Our concept of justice is not defined thoroughly. We think that ‘jail’ is enough, and we are content to hear that someone was ‘caught’. We do not hear that sometimes a person is not put in jail, even when it is known that they took someone else’s life, simply because there is not enough evidence. We do not hear about how criminals think that ‘jail’ is a better option – a safe-haven – in comparison to the lifestyle that they live. We do not hear that when they are caught, awaiting trial, they are given the best lawyers while the only voice for the victim, the deceased, is an appointed crown attorney who is overstrained with many other cases and no assistance. We don’t hear that there is no one in the court to speak on behalf of the families, to give them a voice, to ask their questions, and give weight to their opinions during a highly emotional process through the system. We don’t hear that the system is over-burdened and at the end of the day, the decision to proceed with a trail is based on money and time, not the pursuit of justice.
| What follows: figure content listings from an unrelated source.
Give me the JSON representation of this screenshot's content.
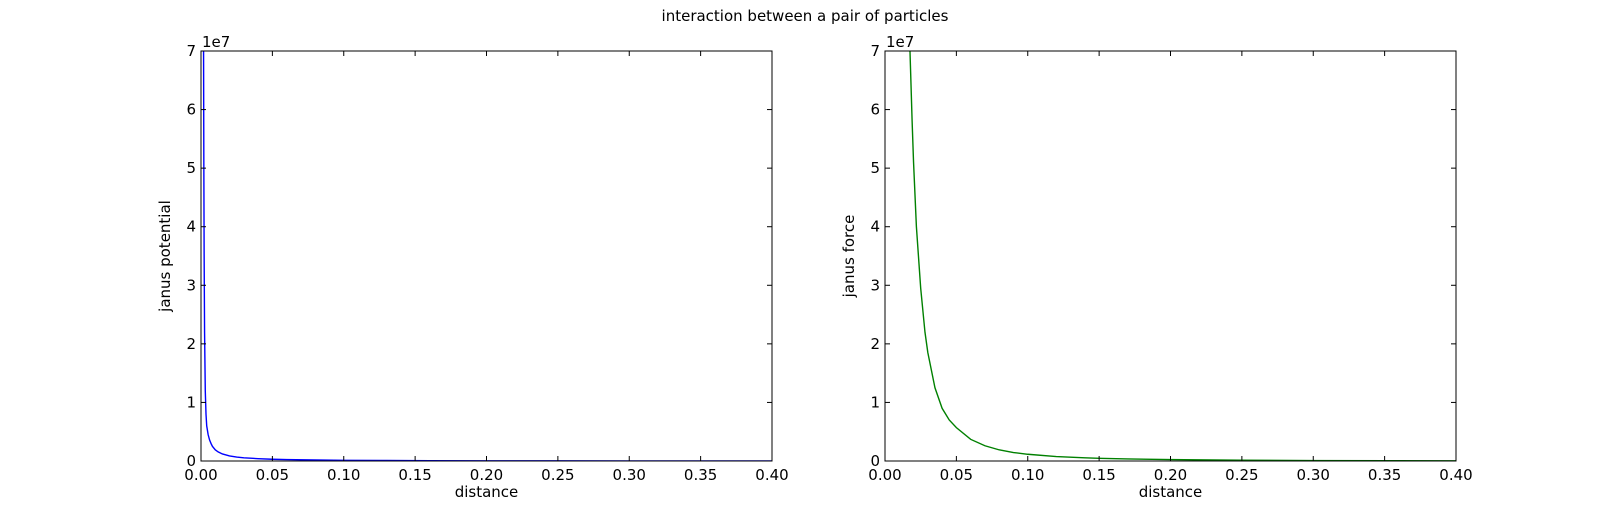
{
  "figure": {
    "title": "interaction between a pair of particles"
  },
  "chart_data": [
    {
      "type": "line",
      "title": "",
      "xlabel": "distance",
      "ylabel": "janus potential",
      "xlim": [
        0.0,
        0.4
      ],
      "ylim": [
        0,
        70000000
      ],
      "offset_label": "1e7",
      "xticks": [
        "0.00",
        "0.05",
        "0.10",
        "0.15",
        "0.20",
        "0.25",
        "0.30",
        "0.35",
        "0.40"
      ],
      "yticks": [
        "0",
        "1",
        "2",
        "3",
        "4",
        "5",
        "6",
        "7"
      ],
      "grid": false,
      "series": [
        {
          "color": "#0000ff",
          "x": [
            0.0018,
            0.002,
            0.0022,
            0.0025,
            0.003,
            0.0035,
            0.004,
            0.005,
            0.006,
            0.007,
            0.008,
            0.01,
            0.012,
            0.015,
            0.02,
            0.025,
            0.03,
            0.04,
            0.05,
            0.06,
            0.08,
            0.1,
            0.13,
            0.16,
            0.2,
            0.25,
            0.3,
            0.35,
            0.4
          ],
          "y": [
            70000000,
            50000000,
            35000000,
            22000000,
            12000000,
            8000000,
            6000000,
            4500000,
            3600000,
            3000000,
            2500000,
            1900000,
            1550000,
            1200000,
            870000,
            680000,
            550000,
            400000,
            300000,
            240000,
            170000,
            125000,
            85000,
            60000,
            40000,
            25000,
            16000,
            10000,
            6000
          ]
        }
      ]
    },
    {
      "type": "line",
      "title": "",
      "xlabel": "distance",
      "ylabel": "janus force",
      "xlim": [
        0.0,
        0.4
      ],
      "ylim": [
        0,
        70000000
      ],
      "offset_label": "1e7",
      "xticks": [
        "0.00",
        "0.05",
        "0.10",
        "0.15",
        "0.20",
        "0.25",
        "0.30",
        "0.35",
        "0.40"
      ],
      "yticks": [
        "0",
        "1",
        "2",
        "3",
        "4",
        "5",
        "6",
        "7"
      ],
      "grid": false,
      "series": [
        {
          "color": "#008000",
          "x": [
            0.0175,
            0.018,
            0.019,
            0.02,
            0.022,
            0.025,
            0.028,
            0.03,
            0.035,
            0.04,
            0.045,
            0.05,
            0.06,
            0.07,
            0.08,
            0.09,
            0.1,
            0.12,
            0.14,
            0.15,
            0.17,
            0.2,
            0.25,
            0.3,
            0.35,
            0.4
          ],
          "y": [
            70000000,
            66000000,
            58000000,
            51000000,
            40000000,
            29500000,
            22000000,
            18500000,
            12500000,
            9000000,
            7000000,
            5700000,
            3700000,
            2600000,
            1900000,
            1450000,
            1150000,
            760000,
            540000,
            460000,
            350000,
            240000,
            130000,
            75000,
            45000,
            28000
          ]
        }
      ]
    }
  ]
}
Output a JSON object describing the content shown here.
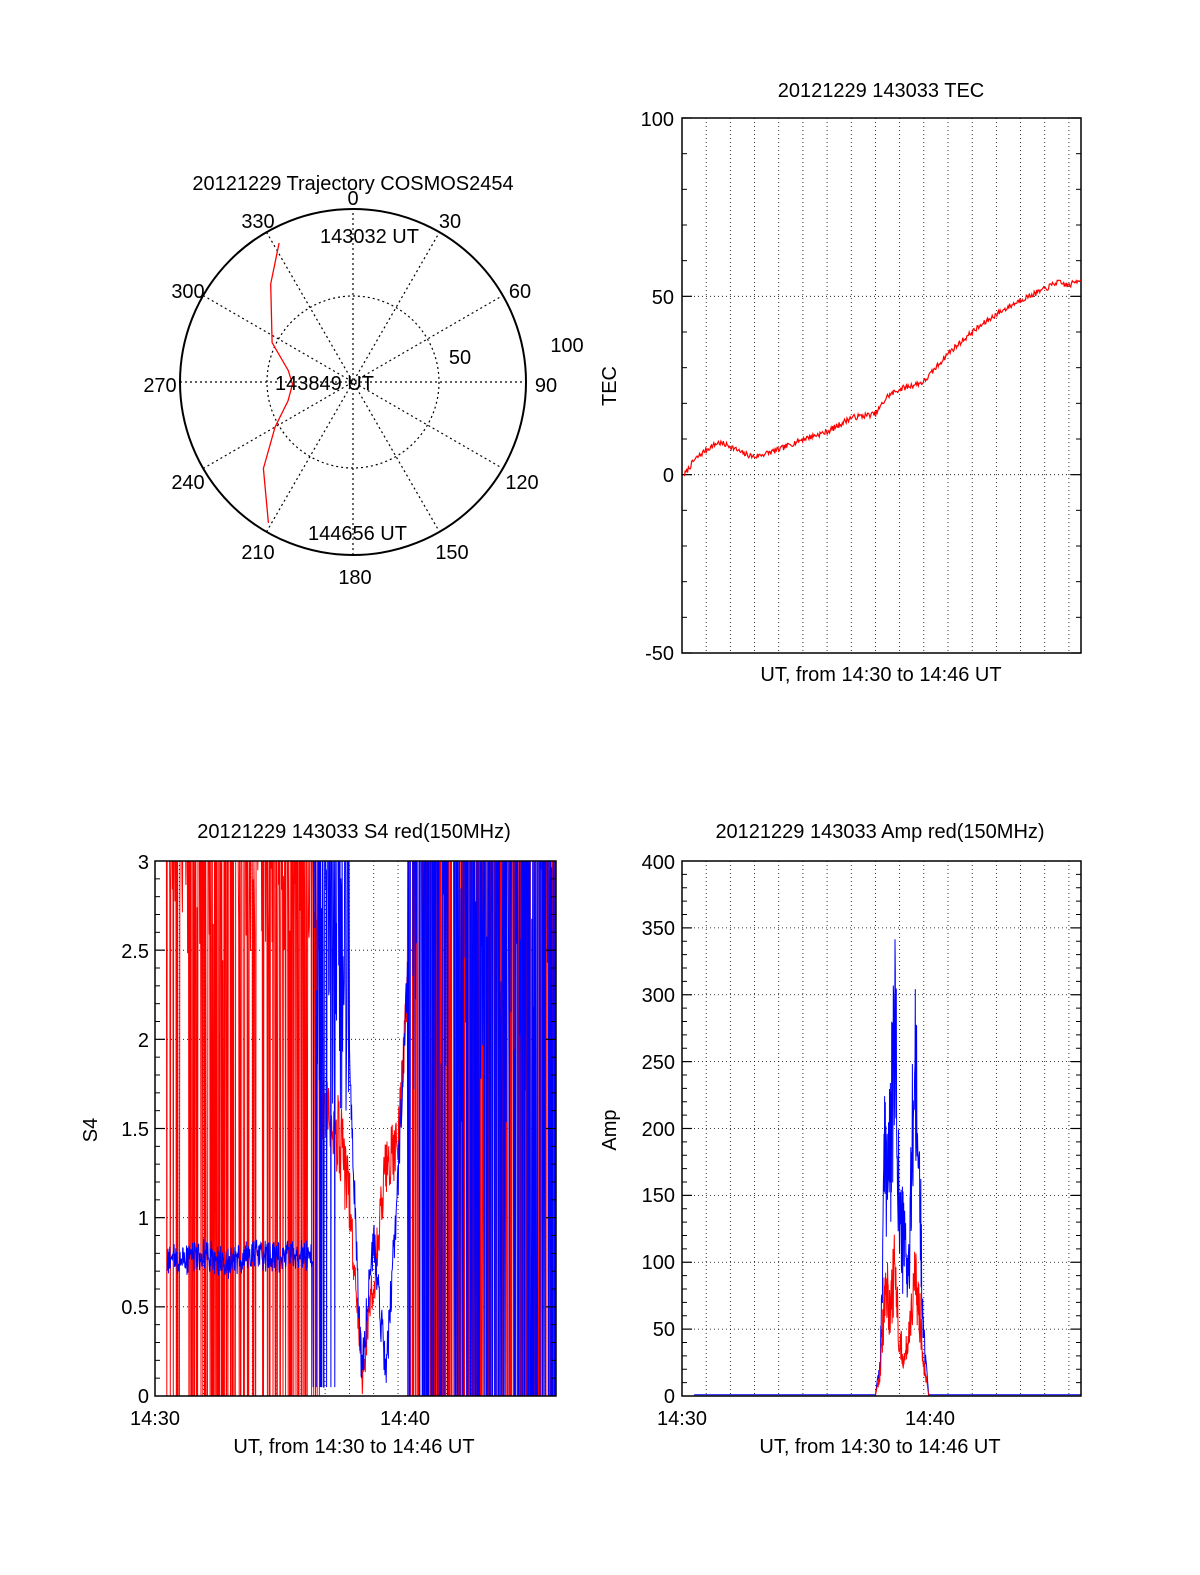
{
  "chart_data": [
    {
      "type": "polar",
      "title": "20121229 Trajectory COSMOS2454",
      "azimuth_labels": [
        "0",
        "30",
        "60",
        "90",
        "120",
        "150",
        "180",
        "210",
        "240",
        "270",
        "300",
        "330"
      ],
      "radial_labels": [
        "50",
        "100"
      ],
      "radial_range": [
        0,
        100
      ],
      "trajectory": {
        "color": "#ff0000",
        "azimuth": [
          332,
          320,
          296,
          280,
          268,
          254,
          240,
          226,
          211
        ],
        "zenith": [
          91,
          74,
          52,
          38,
          35,
          39,
          52,
          72,
          95
        ]
      },
      "annotations": [
        "143032 UT",
        "143849 UT",
        "144656 UT"
      ]
    },
    {
      "type": "line",
      "title": "20121229 143033 TEC",
      "xlabel": "UT, from 14:30 to 14:46 UT",
      "ylabel": "TEC",
      "ylim": [
        -50,
        100
      ],
      "yticks": [
        "-50",
        "0",
        "50",
        "100"
      ],
      "xlim_minutes": [
        0,
        16.5
      ],
      "grid": true,
      "series": [
        {
          "color": "#ff0000",
          "x": [
            0.1,
            0.5,
            1.0,
            1.5,
            2.0,
            2.5,
            3.0,
            3.5,
            4.0,
            5.0,
            6.0,
            7.0,
            8.0,
            8.5,
            9.0,
            9.5,
            10.0,
            11.0,
            12.0,
            13.0,
            14.0,
            15.0,
            15.5,
            16.0,
            16.5
          ],
          "y": [
            0,
            4,
            7,
            9,
            8,
            6,
            5,
            6,
            7,
            10,
            12,
            16,
            17,
            22,
            24,
            25,
            26,
            34,
            40,
            45,
            49,
            52,
            54,
            53,
            55
          ]
        }
      ]
    },
    {
      "type": "line",
      "title": "20121229 143033 S4 red(150MHz)",
      "xlabel": "UT, from 14:30 to 14:46 UT",
      "ylabel": "S4",
      "ylim": [
        0,
        3
      ],
      "yticks": [
        "0",
        "0.5",
        "1",
        "1.5",
        "2",
        "2.5",
        "3"
      ],
      "xticks": [
        "14:30",
        "14:40"
      ],
      "xlim_minutes": [
        0,
        16.5
      ],
      "grid": true,
      "series": [
        {
          "color": "#ff0000",
          "x": [
            0,
            1,
            2,
            3,
            4,
            5,
            6,
            6.5,
            7,
            7.5,
            8,
            8.5,
            9,
            9.5,
            10,
            10.5,
            11,
            12,
            13,
            14,
            15,
            16,
            16.5
          ],
          "y": [
            3,
            3,
            3,
            3,
            3,
            2.6,
            2.2,
            1.9,
            1.6,
            1.5,
            1.1,
            0.15,
            0.6,
            1.3,
            1.4,
            2.6,
            3,
            3,
            3,
            3,
            3,
            3,
            3
          ]
        },
        {
          "color": "#0000ff",
          "x": [
            0.5,
            1,
            2,
            3,
            4,
            5,
            6,
            6.5,
            7,
            8,
            8.5,
            9,
            9.5,
            10,
            10.5,
            11,
            12,
            13,
            14,
            15,
            16,
            16.5
          ],
          "y": [
            0.78,
            0.75,
            0.8,
            0.74,
            0.8,
            0.77,
            0.8,
            0.78,
            2.5,
            1.9,
            0.12,
            0.9,
            0.1,
            1.2,
            2.7,
            3,
            3,
            3,
            3,
            3,
            3,
            3
          ]
        }
      ]
    },
    {
      "type": "line",
      "title": "20121229 143033 Amp red(150MHz)",
      "xlabel": "UT, from 14:30 to 14:46 UT",
      "ylabel": "Amp",
      "ylim": [
        0,
        400
      ],
      "yticks": [
        "0",
        "50",
        "100",
        "150",
        "200",
        "250",
        "300",
        "350",
        "400"
      ],
      "xticks": [
        "14:30",
        "14:40"
      ],
      "xlim_minutes": [
        0,
        16.5
      ],
      "grid": true,
      "series": [
        {
          "color": "#0000ff",
          "x": [
            0,
            8.0,
            8.2,
            8.4,
            8.6,
            8.8,
            9.0,
            9.2,
            9.4,
            9.6,
            9.8,
            10.0,
            10.2,
            11,
            16.5
          ],
          "y": [
            1,
            1,
            30,
            220,
            200,
            320,
            150,
            130,
            110,
            290,
            200,
            50,
            1,
            1,
            1
          ]
        },
        {
          "color": "#ff0000",
          "x": [
            0,
            8.0,
            8.2,
            8.4,
            8.6,
            8.8,
            9.0,
            9.2,
            9.4,
            9.6,
            9.8,
            10.0,
            10.2,
            16.5
          ],
          "y": [
            0,
            0,
            20,
            95,
            80,
            110,
            50,
            30,
            60,
            100,
            80,
            30,
            0,
            0
          ]
        }
      ]
    }
  ]
}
We do not hear that families cope with years of unanswered questions, being denied access to information, and often no resolution to a case – only to learn that the person who took the life of their husband, son, mother, daughter, brother or sister will only be in jail for 5 years. We don’t hear that families are not allowed to express, from their heart, their feelings and thoughts in their victim impact statements and that they are only accepted in court if they are worded the way the court defines.
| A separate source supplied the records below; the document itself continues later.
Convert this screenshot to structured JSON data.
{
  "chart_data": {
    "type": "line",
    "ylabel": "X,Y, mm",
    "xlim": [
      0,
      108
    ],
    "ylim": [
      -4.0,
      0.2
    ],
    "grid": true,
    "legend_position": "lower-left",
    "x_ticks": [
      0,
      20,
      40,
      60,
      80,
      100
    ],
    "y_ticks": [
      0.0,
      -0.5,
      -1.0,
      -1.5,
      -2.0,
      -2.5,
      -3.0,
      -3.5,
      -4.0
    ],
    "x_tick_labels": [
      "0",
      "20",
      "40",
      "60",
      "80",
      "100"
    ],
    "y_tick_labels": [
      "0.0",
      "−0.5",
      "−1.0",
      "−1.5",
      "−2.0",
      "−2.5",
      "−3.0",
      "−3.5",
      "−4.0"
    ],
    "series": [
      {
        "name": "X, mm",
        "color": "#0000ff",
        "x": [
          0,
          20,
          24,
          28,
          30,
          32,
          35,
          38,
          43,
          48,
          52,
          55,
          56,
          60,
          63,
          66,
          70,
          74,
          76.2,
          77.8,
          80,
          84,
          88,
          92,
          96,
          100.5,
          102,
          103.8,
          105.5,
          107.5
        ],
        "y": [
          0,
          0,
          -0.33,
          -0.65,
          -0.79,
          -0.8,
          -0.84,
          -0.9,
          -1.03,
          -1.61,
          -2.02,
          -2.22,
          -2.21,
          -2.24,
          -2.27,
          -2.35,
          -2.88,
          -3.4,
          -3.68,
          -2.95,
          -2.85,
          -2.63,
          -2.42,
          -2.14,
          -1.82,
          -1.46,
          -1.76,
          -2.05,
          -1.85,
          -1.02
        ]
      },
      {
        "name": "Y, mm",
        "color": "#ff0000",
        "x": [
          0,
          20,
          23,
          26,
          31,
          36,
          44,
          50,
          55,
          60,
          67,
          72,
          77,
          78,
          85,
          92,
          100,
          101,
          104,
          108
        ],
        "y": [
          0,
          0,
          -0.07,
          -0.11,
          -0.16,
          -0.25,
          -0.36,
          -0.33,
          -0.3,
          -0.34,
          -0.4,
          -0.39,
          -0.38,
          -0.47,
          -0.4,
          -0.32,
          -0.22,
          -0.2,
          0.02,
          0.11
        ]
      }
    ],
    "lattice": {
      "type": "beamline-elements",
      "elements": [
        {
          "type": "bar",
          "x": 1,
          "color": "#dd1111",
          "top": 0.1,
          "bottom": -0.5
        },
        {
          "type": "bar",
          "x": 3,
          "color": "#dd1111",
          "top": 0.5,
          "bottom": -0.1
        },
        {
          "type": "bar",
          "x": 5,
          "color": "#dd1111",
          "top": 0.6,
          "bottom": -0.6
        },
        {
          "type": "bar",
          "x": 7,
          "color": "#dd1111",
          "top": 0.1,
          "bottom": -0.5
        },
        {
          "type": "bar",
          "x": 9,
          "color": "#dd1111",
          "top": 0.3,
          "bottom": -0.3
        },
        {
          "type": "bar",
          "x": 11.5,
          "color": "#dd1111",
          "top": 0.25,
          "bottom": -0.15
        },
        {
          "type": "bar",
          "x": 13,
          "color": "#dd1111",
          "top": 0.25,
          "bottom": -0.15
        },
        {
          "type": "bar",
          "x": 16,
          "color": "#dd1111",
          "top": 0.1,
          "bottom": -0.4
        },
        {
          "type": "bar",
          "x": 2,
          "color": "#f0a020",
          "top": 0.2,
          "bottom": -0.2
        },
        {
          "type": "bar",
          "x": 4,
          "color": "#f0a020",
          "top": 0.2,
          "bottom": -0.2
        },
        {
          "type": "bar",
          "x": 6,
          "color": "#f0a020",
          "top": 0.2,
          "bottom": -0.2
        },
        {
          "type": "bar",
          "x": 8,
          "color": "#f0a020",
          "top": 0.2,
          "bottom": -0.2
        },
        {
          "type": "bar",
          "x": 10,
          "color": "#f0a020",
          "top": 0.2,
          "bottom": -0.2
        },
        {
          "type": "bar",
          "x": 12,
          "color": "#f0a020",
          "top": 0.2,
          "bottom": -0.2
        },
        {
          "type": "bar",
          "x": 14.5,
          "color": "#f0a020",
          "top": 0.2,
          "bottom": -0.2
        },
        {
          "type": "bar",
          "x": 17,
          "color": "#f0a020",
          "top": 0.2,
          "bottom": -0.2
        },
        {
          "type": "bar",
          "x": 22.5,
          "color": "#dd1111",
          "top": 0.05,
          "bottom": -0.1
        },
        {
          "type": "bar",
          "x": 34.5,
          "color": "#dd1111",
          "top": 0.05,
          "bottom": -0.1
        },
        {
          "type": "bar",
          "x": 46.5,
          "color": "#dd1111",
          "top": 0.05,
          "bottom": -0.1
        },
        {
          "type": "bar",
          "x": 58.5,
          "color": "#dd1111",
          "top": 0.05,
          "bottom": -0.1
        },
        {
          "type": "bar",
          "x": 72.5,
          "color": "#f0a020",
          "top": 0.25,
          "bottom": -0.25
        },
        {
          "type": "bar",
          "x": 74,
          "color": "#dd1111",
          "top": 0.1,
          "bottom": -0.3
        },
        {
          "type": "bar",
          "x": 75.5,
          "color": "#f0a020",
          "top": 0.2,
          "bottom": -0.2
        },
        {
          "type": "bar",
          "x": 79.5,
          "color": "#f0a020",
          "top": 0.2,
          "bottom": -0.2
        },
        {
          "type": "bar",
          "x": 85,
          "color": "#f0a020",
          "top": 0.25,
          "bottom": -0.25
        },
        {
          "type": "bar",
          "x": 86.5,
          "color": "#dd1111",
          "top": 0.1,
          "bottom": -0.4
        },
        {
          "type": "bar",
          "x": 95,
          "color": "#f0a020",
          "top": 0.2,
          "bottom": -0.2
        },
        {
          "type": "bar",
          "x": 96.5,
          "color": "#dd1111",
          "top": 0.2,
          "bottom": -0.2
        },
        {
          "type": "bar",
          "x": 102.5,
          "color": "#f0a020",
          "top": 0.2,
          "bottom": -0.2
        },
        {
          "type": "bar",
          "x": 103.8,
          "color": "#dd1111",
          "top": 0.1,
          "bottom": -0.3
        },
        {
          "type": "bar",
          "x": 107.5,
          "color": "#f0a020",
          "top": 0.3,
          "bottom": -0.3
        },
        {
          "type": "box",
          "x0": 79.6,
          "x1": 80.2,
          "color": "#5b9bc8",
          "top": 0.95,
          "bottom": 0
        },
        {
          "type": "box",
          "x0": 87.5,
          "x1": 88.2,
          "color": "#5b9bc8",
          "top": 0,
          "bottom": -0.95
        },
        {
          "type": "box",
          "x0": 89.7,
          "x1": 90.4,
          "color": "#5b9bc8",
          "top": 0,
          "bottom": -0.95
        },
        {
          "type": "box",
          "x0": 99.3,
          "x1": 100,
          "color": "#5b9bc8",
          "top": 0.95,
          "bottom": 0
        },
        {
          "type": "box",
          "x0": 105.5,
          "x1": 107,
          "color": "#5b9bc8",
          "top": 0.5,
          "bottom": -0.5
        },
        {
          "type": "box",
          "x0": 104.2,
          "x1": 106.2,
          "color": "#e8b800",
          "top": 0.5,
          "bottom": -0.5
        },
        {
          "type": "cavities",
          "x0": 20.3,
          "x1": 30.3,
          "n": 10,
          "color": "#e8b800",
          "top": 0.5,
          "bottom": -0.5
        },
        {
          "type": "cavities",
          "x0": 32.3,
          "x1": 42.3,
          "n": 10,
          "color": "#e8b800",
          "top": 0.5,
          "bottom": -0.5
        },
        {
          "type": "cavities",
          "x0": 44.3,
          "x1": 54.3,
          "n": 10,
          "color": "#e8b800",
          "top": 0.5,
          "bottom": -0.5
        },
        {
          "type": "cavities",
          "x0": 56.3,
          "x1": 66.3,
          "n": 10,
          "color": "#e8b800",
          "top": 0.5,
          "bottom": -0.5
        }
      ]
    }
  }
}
We do not hear that family members are told that they are only being informed about the deal the lawyers are making but they have no say in it either way. We don’t hear that there is victim compensation available but that only certain families will receive it – only the ones that can ‘prove how badly it impacted them’ as though there are some families that would not have been impacted. We do not hear how difficult it is to re-live the experience over again, opening wounds that were beginning to heal, in order to describe the whole traumatic story and fill out all the paperwork as required by the victim compensation board – only to be denied any assistance whatsoever. We don’t hear that the people on this board who make these judgements are not even qualified to assess the psychological and emotional states of individuals. We don’t hear that every piece of the justice system – police, lawyers, courts, jails, victim support – will say that they are doing the best they can – but they are doing it under a framework that doesn’t work. It is under an umbrella that does not keep the rain out. We do not hear that our system doesn’t work. We do not hear about it, and we do not address it – until we are personally impacted by the fact that it does not work.
The fact is that we are all personally impacted by it – we pay for it with our tax dollars, we pay for it when our safe communities become places of violence, we pay for it when we have to have more police monitoring our neighbourhoods. A change in the system will take years, if it happens at all, and human beings will continue to be impacted by the fact that homicide is real. In the meantime, Lean On Me addresses the needs in society to give hope after homicide, give a voice to those who cannot speak, and help prepare people and support them along their emotional and tumultuous journey through the system.